Until the advent of imatinib as an alternative to interferon alfa, chronic myeloid leukaemia (CML) was a lethal disease with a life expectancy post diagnosis of a few years. Imatinib, and other tyrosine kinase inhibitors since, have transformed CML from a lethal disease into a chronic illness. For instance, among patients in the pivotal IRIS study (O’Brien et al, 2003), durable responses have been observed 5–8 years out (Druker et al, 2006; Hochhaus et al, 2008; Deininger et al, 2009). Patients in complete cytogenetic response (CCyR) after 2 years (±3 months) have the same life expectancy as the general population (Gambacorti-Passerini et al, 2011). This requires long-term, if not life-long, imatinib treatment – and the expectation that patients be adherent and take their medication as agreed upon with their clinician.

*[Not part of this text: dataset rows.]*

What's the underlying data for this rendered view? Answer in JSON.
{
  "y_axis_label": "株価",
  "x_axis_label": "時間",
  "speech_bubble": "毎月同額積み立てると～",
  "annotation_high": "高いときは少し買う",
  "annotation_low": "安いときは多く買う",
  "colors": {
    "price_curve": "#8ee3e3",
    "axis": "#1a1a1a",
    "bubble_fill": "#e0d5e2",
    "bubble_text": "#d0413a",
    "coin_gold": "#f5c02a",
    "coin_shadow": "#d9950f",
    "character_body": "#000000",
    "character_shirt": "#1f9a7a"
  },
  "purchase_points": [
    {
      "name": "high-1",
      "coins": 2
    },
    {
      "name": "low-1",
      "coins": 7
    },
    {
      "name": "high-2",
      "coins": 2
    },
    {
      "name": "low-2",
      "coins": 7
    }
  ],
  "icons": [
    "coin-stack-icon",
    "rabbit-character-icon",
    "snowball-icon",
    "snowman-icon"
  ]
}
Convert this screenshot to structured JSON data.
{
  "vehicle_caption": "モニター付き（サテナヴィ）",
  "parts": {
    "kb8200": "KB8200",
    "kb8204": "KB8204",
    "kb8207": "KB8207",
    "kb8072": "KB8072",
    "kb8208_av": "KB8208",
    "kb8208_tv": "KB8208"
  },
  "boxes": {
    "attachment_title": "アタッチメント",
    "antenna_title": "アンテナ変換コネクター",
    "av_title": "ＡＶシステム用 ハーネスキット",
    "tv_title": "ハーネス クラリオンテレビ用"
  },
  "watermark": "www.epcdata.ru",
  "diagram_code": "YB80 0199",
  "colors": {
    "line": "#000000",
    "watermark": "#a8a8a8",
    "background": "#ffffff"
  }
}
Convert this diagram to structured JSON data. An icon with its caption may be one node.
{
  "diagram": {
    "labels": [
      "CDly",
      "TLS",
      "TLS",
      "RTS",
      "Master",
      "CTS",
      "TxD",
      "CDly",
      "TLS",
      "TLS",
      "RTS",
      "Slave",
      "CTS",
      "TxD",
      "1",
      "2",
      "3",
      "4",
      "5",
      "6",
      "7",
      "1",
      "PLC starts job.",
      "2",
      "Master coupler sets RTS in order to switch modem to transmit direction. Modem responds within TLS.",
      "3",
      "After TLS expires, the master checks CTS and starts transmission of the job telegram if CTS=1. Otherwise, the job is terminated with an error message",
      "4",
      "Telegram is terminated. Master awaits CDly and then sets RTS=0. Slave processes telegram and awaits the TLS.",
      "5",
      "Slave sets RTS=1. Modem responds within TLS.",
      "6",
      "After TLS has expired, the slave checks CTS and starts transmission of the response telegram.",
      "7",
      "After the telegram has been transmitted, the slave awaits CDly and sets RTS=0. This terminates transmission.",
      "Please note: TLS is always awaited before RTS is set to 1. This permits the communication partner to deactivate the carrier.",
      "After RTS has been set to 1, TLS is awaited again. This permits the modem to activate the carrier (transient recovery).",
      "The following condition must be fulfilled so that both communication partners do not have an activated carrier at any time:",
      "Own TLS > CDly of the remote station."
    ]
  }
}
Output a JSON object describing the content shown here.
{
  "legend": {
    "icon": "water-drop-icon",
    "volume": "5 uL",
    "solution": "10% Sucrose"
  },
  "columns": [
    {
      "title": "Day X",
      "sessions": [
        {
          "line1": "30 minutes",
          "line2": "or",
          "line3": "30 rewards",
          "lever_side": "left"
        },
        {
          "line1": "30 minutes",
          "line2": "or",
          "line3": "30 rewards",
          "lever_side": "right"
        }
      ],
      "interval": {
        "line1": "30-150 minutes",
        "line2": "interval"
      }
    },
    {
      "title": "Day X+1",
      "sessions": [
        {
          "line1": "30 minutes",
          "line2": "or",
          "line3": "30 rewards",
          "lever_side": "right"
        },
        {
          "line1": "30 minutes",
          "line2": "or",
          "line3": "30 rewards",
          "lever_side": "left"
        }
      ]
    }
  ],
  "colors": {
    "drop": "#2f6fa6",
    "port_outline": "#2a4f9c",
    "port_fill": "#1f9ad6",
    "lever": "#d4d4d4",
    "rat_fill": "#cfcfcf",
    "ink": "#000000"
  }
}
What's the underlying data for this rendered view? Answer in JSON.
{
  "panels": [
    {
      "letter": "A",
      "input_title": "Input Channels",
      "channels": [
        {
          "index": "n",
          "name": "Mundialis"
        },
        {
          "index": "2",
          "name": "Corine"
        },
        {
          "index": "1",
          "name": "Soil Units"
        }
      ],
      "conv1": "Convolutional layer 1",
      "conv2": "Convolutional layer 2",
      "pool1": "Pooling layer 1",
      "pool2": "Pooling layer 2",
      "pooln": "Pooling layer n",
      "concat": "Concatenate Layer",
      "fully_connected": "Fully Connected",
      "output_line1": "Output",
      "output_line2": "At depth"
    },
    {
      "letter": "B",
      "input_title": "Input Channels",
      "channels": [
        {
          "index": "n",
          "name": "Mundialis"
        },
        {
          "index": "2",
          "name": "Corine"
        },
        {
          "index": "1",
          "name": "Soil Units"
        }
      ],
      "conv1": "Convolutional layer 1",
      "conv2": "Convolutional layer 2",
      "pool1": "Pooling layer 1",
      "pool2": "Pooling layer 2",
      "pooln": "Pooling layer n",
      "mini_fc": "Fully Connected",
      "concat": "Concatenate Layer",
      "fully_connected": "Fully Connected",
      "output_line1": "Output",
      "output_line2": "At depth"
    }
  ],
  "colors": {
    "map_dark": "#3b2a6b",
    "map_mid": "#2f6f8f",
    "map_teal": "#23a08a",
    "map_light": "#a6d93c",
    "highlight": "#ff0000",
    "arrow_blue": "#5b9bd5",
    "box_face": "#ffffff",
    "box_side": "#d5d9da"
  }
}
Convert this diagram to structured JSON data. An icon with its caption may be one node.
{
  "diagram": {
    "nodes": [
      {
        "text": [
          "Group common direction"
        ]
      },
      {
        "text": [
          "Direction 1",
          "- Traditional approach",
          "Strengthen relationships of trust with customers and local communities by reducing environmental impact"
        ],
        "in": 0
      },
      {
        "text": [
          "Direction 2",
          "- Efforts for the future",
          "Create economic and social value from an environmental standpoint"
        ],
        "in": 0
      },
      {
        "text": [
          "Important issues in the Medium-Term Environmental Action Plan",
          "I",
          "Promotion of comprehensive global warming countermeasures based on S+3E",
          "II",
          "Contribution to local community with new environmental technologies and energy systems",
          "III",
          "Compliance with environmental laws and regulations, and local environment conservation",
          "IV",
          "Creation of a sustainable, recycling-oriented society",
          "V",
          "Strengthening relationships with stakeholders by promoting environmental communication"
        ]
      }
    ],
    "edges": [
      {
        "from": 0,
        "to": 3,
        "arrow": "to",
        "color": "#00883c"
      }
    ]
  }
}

If patients with a heretofore lethal disease now have access to a highly efficacious targeted oral treatment with a modest if not benign side-effect profile, could (and should) we not expect them to be adherent? Unfortunately, as we first learned from the ADAGIO study, the assumption of a rational CML patient may not hold (Noens et al, 2009): about one-third of the 169 patients were classified as non-adherent per brief structured patient interview. Ninety-day manual pill counts averaged 90.9% of pills taken to pills prescribed. Using electronic event monitoring to determine the percentage of dose taken to prescribed, a median observation period of 91 days, and non-adherence criterion of ⩽90%, the Hammersmith group classified about a quarter of patients as non-adherent (Marin et al, 2010) – a rate also observed by Ganesan et al (2011), who used an unwarranted interruption of treatment >1 week as criterion. These are not very encouraging results as they exceed the non-adherence rate of 20.9% reported in a meta-analysis of 65 studies involving cancer patients (DiMatteo, 2004a). The imatinib non-adherence news may get even more discouraging, if we consider the study by Efficace et al (2012) in this issue of the Journal. Using a similar but different structured patient interview, 194 of 413 patients were classified as non-adherent; statistically, that is one out of two patients. Granted, recently a single-centre study of near-perfect adherence in 37 out of 38 (97.4%) imatinib-treated CML patients was published (Jönsson et al, 2012). However, these patients were interviewed by phone, not in the clinic. The high likelihood of social desirability bias, especially in a phone interview with an independent research nurse, and in the absence of the full range of verbal and non-verbal data from live clinical assessment, is a cause to dismiss the findings of this study as, well, singular.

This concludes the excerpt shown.